Recently nominated for an Academy Award in the Best Foreign Language Film category, Shoplifters, directed and written by brilliant Japanese filmmaker Hirokazu Kore-eda (Nobody Knows), is an affectionate, authentic and moving story about the importance and true meaning of family.

That may sound ordinary to some — and in some sense it is — but Kore-eda takes a complex and beautifully humanistic approach to portray the subtleties of everyday life and transform them into significant events. Much like the observational method Mexican filmmaker Alfonso Cuarón uses in his Oscar-nominated family drama Roma, Kore-eda allows viewers to watch things unfold as if they were standing quietly in the corner and relishing in every single tender moment with admiration and optimism.

It’s a skill that is even more evident since Shoplifters is — at times — so heartbreaking. The film tells the tale of the Shibatas, a poor Japanese “family” living in Tokyo, who are able to survive through the petty crimes they commit, like shoplifting. The film opens with father Osamu (Lily Franky) and his pre-teen son Shota (Jyo Kairi) stealing food from a local grocery store to share with the rest of their brood — daughter Aki (Mayu Matsuoka), wife Nobuyo (Sakura Andô) and granny Hatsue (the late Kirin Kiki), whose pension is barely keeping them afloat.

click to enlarge MAGNOLIA PICTURES
  • Magnolia Pictures

On their way home, Osamu and Shota notice Yuri (Miyu Sasaki), a little girl they’ve seen in their neighborhood before, cold and alone on her porch.

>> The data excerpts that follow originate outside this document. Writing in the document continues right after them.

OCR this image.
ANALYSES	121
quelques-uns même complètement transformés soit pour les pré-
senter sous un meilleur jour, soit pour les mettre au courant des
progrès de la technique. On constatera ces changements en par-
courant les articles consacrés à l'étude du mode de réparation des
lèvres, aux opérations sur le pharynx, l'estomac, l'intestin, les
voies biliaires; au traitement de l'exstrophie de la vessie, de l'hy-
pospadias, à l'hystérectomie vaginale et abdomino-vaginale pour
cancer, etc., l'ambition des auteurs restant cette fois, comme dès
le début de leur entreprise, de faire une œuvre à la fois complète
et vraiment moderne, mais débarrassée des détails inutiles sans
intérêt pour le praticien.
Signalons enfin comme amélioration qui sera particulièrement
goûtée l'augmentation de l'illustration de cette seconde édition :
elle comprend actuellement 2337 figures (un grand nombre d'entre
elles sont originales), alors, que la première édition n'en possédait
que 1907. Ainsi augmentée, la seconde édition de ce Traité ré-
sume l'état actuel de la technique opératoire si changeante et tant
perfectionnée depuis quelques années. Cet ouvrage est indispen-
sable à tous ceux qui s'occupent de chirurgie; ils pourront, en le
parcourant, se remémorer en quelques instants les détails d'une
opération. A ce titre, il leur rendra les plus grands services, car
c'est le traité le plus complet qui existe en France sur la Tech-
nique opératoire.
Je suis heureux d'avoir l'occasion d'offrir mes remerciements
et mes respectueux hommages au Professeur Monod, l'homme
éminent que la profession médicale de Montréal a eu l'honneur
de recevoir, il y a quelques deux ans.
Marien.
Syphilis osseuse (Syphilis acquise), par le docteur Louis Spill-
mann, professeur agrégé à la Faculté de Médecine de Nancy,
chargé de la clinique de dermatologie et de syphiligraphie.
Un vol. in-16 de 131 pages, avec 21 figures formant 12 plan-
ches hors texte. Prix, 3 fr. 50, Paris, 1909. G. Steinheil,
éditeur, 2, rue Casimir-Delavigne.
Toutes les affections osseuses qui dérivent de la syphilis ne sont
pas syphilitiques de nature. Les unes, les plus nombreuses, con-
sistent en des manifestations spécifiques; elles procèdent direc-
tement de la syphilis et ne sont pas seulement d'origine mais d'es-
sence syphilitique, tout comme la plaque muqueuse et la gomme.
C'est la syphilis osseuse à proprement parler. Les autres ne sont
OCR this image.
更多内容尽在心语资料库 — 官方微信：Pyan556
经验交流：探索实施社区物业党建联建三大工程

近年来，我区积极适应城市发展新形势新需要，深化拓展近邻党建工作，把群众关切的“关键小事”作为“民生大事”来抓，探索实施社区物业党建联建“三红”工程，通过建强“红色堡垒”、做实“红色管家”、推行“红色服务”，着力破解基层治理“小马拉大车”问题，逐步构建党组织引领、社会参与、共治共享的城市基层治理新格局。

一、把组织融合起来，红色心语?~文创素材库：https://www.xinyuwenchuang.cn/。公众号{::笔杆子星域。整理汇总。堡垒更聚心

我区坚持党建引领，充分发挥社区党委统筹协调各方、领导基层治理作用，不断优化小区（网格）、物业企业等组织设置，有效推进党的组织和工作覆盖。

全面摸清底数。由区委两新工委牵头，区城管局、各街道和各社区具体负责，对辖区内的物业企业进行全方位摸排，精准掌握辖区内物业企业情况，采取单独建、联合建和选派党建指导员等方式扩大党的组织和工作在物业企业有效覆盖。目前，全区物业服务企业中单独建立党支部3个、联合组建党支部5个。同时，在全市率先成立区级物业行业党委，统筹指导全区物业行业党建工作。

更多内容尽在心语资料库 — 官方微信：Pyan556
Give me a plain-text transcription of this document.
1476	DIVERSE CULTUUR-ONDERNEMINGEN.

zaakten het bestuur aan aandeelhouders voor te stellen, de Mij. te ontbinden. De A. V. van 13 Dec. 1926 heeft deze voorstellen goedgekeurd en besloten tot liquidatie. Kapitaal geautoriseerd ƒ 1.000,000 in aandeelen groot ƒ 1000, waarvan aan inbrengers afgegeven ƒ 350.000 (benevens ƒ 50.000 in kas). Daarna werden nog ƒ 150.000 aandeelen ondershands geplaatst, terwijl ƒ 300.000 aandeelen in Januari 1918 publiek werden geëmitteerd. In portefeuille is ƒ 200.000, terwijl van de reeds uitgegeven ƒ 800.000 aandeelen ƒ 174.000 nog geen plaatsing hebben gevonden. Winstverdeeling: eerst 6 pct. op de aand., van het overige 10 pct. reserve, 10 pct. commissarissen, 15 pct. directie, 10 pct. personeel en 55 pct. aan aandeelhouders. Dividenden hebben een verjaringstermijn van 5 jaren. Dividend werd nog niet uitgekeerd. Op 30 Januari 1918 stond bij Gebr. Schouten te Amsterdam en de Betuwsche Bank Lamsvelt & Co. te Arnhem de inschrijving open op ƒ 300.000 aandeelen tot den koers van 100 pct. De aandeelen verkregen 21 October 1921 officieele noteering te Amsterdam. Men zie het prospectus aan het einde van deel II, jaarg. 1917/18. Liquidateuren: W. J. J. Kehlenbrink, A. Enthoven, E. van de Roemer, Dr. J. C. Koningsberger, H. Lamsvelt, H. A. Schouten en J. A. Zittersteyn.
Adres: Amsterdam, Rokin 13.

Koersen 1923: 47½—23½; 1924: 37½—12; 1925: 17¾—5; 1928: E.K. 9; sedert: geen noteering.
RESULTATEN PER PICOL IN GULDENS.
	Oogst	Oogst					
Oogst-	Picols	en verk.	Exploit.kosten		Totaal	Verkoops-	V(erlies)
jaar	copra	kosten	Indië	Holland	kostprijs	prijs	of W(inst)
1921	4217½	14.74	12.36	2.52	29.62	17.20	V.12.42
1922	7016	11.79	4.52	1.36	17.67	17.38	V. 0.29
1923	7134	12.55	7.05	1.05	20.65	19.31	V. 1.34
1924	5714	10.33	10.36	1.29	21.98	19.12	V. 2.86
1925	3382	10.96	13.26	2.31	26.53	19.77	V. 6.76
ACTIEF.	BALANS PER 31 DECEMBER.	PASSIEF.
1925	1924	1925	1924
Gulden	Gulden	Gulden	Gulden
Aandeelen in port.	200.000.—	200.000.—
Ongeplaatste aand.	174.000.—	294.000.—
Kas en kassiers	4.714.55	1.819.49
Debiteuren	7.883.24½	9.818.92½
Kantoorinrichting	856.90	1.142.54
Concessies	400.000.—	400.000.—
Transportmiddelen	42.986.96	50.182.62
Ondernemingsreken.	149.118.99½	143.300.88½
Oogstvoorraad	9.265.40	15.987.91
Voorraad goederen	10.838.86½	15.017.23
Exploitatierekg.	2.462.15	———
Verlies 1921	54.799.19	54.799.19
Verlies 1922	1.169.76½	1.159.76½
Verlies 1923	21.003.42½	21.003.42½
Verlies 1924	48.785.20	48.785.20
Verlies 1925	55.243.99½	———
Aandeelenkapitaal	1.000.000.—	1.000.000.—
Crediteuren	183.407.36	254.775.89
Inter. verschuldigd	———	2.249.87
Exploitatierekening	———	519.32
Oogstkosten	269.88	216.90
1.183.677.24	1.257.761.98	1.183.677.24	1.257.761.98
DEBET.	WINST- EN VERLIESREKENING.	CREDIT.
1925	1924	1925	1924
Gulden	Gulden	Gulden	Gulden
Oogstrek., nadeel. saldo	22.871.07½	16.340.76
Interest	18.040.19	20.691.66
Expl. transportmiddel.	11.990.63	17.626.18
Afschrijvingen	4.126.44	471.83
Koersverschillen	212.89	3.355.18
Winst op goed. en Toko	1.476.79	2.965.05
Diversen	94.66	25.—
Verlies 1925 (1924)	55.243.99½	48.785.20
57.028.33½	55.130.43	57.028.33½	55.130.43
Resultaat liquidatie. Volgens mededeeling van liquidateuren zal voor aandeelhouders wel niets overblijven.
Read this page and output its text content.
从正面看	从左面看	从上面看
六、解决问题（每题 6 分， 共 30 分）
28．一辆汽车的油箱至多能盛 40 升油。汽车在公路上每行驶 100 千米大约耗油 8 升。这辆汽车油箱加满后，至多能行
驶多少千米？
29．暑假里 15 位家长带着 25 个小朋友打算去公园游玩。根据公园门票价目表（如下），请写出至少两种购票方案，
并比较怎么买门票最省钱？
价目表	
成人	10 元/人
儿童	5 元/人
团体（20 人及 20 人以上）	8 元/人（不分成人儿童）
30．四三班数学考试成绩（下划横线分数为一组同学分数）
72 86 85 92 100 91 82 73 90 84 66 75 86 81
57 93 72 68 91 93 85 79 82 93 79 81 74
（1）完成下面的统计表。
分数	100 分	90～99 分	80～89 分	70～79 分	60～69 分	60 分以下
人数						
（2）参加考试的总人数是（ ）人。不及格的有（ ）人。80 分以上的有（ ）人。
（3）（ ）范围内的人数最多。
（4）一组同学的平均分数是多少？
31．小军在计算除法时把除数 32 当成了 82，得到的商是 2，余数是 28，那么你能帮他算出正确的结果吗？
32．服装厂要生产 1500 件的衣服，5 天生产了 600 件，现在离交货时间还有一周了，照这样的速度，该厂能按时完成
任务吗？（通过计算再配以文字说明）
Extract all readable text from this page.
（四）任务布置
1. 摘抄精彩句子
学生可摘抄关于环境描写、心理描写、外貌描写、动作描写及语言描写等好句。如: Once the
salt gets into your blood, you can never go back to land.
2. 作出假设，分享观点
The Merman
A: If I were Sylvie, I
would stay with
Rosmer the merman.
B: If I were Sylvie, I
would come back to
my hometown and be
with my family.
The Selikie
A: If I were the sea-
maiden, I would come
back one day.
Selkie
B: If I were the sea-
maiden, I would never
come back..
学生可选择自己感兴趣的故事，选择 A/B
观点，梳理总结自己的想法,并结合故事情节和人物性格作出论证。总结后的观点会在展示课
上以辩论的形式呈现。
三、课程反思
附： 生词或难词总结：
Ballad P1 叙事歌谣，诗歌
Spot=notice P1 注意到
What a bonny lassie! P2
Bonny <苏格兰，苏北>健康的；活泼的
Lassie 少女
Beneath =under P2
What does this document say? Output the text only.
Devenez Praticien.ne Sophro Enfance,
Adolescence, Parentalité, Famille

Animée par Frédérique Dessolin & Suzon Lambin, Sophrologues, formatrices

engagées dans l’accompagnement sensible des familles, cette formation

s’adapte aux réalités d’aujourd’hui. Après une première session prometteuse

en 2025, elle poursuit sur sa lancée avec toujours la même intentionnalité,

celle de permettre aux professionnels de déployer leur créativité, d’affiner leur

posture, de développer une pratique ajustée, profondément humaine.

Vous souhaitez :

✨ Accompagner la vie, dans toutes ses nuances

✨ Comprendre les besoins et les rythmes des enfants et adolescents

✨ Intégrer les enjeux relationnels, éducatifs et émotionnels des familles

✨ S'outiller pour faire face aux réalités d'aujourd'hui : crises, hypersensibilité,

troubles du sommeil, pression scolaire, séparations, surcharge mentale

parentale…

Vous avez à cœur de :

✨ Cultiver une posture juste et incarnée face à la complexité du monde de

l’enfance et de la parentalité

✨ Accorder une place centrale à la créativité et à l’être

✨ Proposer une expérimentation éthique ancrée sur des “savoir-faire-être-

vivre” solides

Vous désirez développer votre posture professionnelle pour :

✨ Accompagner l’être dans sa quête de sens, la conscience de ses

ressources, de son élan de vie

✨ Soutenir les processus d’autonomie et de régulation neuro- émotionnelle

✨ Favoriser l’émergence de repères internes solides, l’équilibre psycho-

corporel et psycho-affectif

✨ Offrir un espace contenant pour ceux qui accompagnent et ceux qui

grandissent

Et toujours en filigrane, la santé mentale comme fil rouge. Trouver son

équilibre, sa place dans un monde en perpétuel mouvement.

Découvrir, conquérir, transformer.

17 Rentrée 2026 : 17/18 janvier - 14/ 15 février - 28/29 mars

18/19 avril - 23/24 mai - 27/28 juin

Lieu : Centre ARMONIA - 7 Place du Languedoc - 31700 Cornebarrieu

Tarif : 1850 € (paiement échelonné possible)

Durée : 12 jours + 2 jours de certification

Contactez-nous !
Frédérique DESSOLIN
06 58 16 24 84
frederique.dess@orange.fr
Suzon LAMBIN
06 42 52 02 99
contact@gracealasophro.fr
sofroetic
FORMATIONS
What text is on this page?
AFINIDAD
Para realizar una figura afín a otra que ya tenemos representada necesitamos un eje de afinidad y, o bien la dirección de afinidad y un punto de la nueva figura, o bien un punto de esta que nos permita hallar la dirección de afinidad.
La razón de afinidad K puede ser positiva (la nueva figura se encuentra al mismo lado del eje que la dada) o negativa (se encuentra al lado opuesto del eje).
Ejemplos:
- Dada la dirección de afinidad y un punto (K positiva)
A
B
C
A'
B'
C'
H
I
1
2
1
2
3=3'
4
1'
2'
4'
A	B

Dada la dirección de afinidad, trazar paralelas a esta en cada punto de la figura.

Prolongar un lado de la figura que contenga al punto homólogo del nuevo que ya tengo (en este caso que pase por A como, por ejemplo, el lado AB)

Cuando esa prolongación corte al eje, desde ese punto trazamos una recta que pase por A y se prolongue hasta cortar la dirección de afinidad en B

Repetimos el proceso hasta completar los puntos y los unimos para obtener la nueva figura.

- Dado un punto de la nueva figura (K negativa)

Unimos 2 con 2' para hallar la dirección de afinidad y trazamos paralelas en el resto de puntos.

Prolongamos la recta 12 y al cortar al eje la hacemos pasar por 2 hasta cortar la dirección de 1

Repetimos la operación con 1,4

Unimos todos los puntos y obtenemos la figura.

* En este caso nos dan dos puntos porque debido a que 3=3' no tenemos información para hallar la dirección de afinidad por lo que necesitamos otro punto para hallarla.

When they take Yuri to their place for dinner, they realize her parents are abusing and neglecting her. So, they agree that if they want to save her, they have to make her a permanent part of the family. It’s an illogical choice in a real-world scenario, but one that Kore-eda embraces unconditionally.

Surprisingly, the fact that this likable family unit has just kidnapped a child doesn’t register as immoral, which is a testament to Kore-eda’s ability to find a way for audiences to empathize with each character — characters whose real relationships are revealed later via Kore-eda’s familiar measured pace. Making decisions with their hearts instead of their heads, however, catches up to the Shibatas when Yuri’s parents finally decide that they should look for their daughter and go to the authorities.

Winner of the Palm d’Or at last year’s Cannes Film Festival (the highest prize awarded at Cannes), Shoplifters never becomes overly sentimental despite the highly sensitive nature of Kore-eda’s narrative. The film runs counter to the idea that “you can’t choose your family.” It’s a lovely concept Kore-eda explores with so much affection and joy, viewers will end up wanting to be a part of the Shibata family, too.

Shoplifters opens exclusively at the Santikos Bijou on February 1.